About 7,100 US servicemen were killed in conflicts related to the September 11 attacks, including about 2,500 in Afghanistan, according to the Costs of War project of the Watson Institute at Brown University. The financial cost of these conflicts amounts to nearly $ 6 trillion, according to the project.
Like many Americans, Sheila Arias, 41, remembers September 11, 2001 in great detail. She was in a barber shop in Lawrence when she saw New York’s World Trade Center Twin Towers collapse after Al Qaeda hijackers took control of two planes and brought them down. crashed into buildings. Hijacked planes would also crash into the Pentagon outside Washington and in a field in Shanksville, Pennsylvania. Read more
Arias enlisted in the United States Army soon after, leaving a comfortable and stable job as a clerk in the Lawrence Water Department to join the military effort to uproot al Qaeda.
“There was no doubt that I had to serve,” Arias said. “I’m sure Johanny Rosario felt the same.”
“ALWAYS REMEMBER HIS NAME”
Rosario, who was 5 years old at the time of the attacks, will begin his service years later, when the United States was already deeply involved in Afghanistan.
Shortly after graduating from high school in 2014, she enlisted and landed in the 5th Marine Expeditionary Brigade.
Eventually, she would become chief of supply, a role typically occupied by a senior non-commissioned officer, according to the Marines, and would volunteer to be a member of the female engagement team to interact with Afghan women, hindered by the local custom of talking to male strangers. .
Just three months before her death, she received an award for her attention to detail and expertise in tracking and reconciling some $ 400,000 of outstanding procurement requests.

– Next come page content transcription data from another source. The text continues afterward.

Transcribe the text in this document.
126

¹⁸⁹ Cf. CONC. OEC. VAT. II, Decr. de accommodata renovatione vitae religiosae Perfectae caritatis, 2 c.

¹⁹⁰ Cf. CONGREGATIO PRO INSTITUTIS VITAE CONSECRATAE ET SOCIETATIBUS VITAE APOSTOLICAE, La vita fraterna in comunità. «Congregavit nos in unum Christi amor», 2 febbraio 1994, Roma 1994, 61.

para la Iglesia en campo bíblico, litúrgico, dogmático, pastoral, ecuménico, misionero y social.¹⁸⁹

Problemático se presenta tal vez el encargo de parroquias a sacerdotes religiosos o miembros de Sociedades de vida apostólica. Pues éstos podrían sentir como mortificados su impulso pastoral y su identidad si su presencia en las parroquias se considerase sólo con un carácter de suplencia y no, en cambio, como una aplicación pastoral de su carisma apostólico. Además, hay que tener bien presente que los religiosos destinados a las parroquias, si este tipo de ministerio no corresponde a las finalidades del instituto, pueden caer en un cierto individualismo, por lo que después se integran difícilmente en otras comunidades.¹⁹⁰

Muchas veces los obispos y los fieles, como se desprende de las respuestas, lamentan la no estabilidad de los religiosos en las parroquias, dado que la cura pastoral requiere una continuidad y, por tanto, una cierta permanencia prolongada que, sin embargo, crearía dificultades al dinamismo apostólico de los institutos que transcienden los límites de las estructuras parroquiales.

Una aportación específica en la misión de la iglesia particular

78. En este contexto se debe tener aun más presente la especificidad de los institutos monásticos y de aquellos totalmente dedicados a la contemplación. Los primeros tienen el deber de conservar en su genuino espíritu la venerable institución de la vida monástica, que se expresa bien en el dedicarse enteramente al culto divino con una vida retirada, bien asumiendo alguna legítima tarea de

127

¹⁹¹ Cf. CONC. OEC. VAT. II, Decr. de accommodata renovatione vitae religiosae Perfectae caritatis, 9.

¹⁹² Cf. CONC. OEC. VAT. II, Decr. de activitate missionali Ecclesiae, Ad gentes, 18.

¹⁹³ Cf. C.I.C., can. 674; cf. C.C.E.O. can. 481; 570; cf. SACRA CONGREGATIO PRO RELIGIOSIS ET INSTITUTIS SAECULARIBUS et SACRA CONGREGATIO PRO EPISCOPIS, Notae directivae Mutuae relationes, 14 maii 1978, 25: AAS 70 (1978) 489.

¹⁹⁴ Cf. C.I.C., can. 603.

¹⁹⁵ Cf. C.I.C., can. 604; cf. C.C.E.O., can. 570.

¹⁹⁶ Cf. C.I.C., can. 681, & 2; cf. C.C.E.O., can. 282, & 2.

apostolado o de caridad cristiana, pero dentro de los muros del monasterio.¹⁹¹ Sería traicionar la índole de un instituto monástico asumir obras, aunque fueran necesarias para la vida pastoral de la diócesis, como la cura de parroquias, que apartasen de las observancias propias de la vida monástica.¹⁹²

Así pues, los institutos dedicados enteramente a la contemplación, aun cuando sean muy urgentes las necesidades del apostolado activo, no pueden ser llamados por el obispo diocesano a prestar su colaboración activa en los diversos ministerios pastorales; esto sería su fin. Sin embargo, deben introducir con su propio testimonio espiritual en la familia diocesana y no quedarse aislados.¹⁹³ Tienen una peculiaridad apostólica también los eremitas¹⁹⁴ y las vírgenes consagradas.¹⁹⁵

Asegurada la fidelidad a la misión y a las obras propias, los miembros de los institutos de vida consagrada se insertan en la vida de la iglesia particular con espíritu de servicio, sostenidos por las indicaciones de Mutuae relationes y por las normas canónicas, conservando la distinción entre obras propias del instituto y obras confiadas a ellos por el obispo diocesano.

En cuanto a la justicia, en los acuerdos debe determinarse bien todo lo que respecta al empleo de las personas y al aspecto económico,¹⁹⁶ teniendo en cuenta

On Saturday, a group of his friends from Lawrence High School huddled near the steps of the funeral home. Wearing black masks, they spoke of Rosario’s desire to serve his country, attend college and financially support his family.
One of the women, who like the others declined to give her name, rocked a framed photo of Rosario in a formal dress.
“I can’t speak. I would just cry,” the woman said.
Like many residents of Lawrence, a working-class town about 30 miles (48 km) north of Boston with a strong Hispanic community, Rosario’s roots extend to the Dominican Republic and Puerto Rico, said William Lantigua, a former mayor of the city who knows his family.
Rosario is survived by her mother and a younger sister.
On Saturday, Maria Ogando joined the gathered crowd to pay tribute to Rosario after driving an hour from Worcester, Massachusetts with her family. Her daughter, Kayla, 9, wore a T-shirt with Rosario’s full name on the back.
“She’s a heroine and it’s very sad for me to watch her die,” Kayla said. “But I will always remember her name and what she did for our country.”